Hard to believe that our youngest is now that far along in life. I guess this parenting adventure won’t last forever after all!

Weekend To-Do: Postmortem

  • Prove that I’m still constitutionally capable of eating nothing that isn’t fried for a 24 hour period. Regret it.
  • Attend library book sale. Feel inordinately pleased with myself for finding several books and CDs, the existence of which I’d been previously unaware and without which my life would have been no less rich.
  • Spend 92 minutes mulling the question: “Littlest Pet Shop or My Little Pony?”
  • Give Liam a Mohawk. Make plans to tell Principal of school that it’s part of his religious observance.
  • Create elaborate plans for putting an end to our plumbing problems in the front bathroom.
  • Actually implement elaborate plans for putting an end to our plumbing problems in the front bathroom.

Pedernales Falls State Park Romp

Over the weekend, the three youngest kids, Kathy and I met up with Chris, Becky, and Mom McMains for a long afternoon at Pedernales Falls State Park. We enjoyed a picnic overlooking the falls, nibbling from each other’s collections of goodies and catching up on the goings-on in each others lives. Floating through the falls looked as if it would both be an immense amount of fun and also quite likely fatal, so we contented ourselves with drinking in the view from a distance.

Once sated, we did a quick hunt for a geocache and then set off for the swimming area. As we paddled around, the swiftness and force of the water assured us that we had made the right decision in not jumping into the falls upstream. After enjoying the water for a while, it occurred to me that there was ample raw material to try rock stacking, something I’d been keen to try for a while. My initial efforts were gratifying:

Sean Stacking Rocks

I quickly learned a few things by experience:

  1. Heavy rocks are actually easier to balance, because the minute shaking of your hands doesn’t affect them as much.
  2. Heavy rocks hurt when they fall on you.

Kathy picked up on the idea, and being the overachiever she is, quickly took it to a level I’d not even approached, creating 6′ tall stacks over in the sand. She assembled a small crowd of onlookers rather quickly:

Kathy Stacking Rocks

Great stuff. As I wandered around later, I noticed a few rock stacks that other people had created and saw one fellow trying his hand while perched on a giant rock in the middle of the river.

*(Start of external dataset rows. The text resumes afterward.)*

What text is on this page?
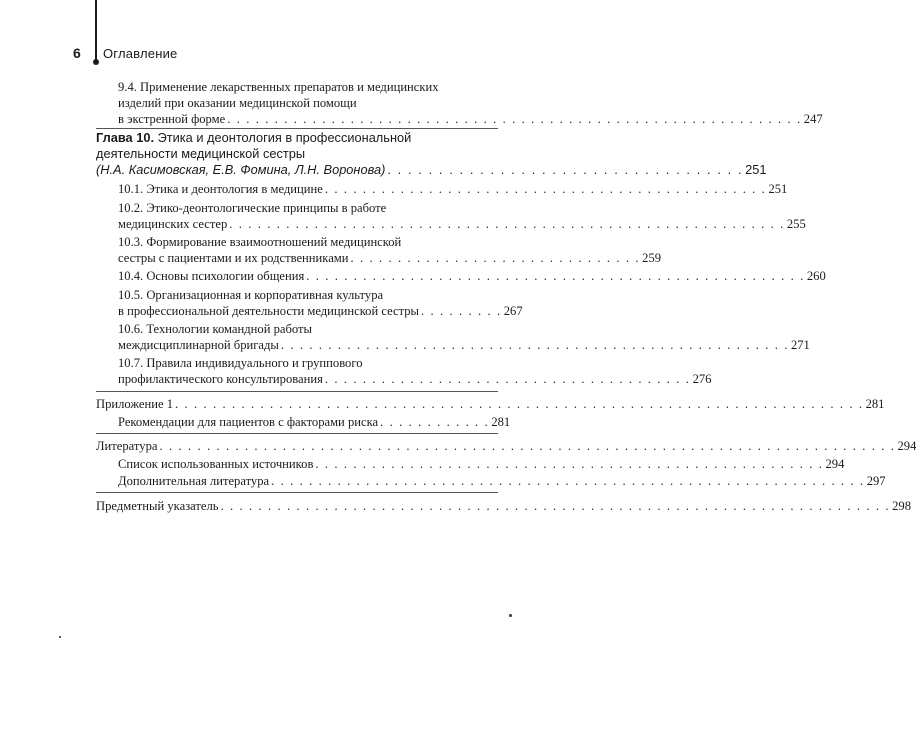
6 Оглавление
9.4. Применение лекарственных препаратов и медицинских
изделий при оказании медицинской помощи
в экстренной форме . . . . . . . . . . . . . . . . . . . . . . . . . . . . . . . . . . . . . . . . . . . . . . . . . . . . . . . . . . . . . 247
Глава 10. Этика и деонтология в профессиональной
деятельности медицинской сестры
(Н.А. Касимовская, Е.В. Фомина, Л.Н. Воронова) . . . . . . . . . . . . . . . . . . . . . . . . . . . . . . . . . . . 251
10.1. Этика и деонтология в медицине . . . . . . . . . . . . . . . . . . . . . . . . . . . . . . . . . . . . . . . . . . . . . . . 251
10.2. Этико-деонтологические принципы в работе
медицинских сестер . . . . . . . . . . . . . . . . . . . . . . . . . . . . . . . . . . . . . . . . . . . . . . . . . . . . . . . . . . . 255
10.3. Формирование взаимоотношений медицинской
сестры с пациентами и их родственниками . . . . . . . . . . . . . . . . . . . . . . . . . . . . . . . 259
10.4. Основы психологии общения . . . . . . . . . . . . . . . . . . . . . . . . . . . . . . . . . . . . . . . . . . . . . . . . . . . . . 260
10.5. Организационная и корпоративная культура
в профессиональной деятельности медицинской сестры . . . . . . . . . 267
10.6. Технологии командной работы
междисциплинарной бригады . . . . . . . . . . . . . . . . . . . . . . . . . . . . . . . . . . . . . . . . . . . . . . . . . . . . . . 271
10.7. Правила индивидуального и группового
профилактического консультирования . . . . . . . . . . . . . . . . . . . . . . . . . . . . . . . . . . . . . . . 276
Приложение 1 . . . . . . . . . . . . . . . . . . . . . . . . . . . . . . . . . . . . . . . . . . . . . . . . . . . . . . . . . . . . . . . . . . . . . . . . . 281
Рекомендации для пациентов с факторами риска . . . . . . . . . . . . 281
Литература . . . . . . . . . . . . . . . . . . . . . . . . . . . . . . . . . . . . . . . . . . . . . . . . . . . . . . . . . . . . . . . . . . . . . . . . . . . . . . 294
Список использованных источников . . . . . . . . . . . . . . . . . . . . . . . . . . . . . . . . . . . . . . . . . . . . . . . . . . . . . . 294
Дополнительная литература . . . . . . . . . . . . . . . . . . . . . . . . . . . . . . . . . . . . . . . . . . . . . . . . . . . . . . . . . . . . . . . 297
Предметный указатель . . . . . . . . . . . . . . . . . . . . . . . . . . . . . . . . . . . . . . . . . . . . . . . . . . . . . . . . . . . . . . . . . . . . . . . 298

It was fun to see people enjoying that so much!

As a final bit of fun, Chris pulled out a couple of bottles of Coke and some packages of Mentos so that we could reproduce the now-classic “science experiment.” Note: we used regular sugary coke instead of the diet variety that some folks insist is required. It worked just fine, though I’d be interested to do a controlled experiment sometime to see if one produces higher blasts than the other. You can see the video over on YouTube.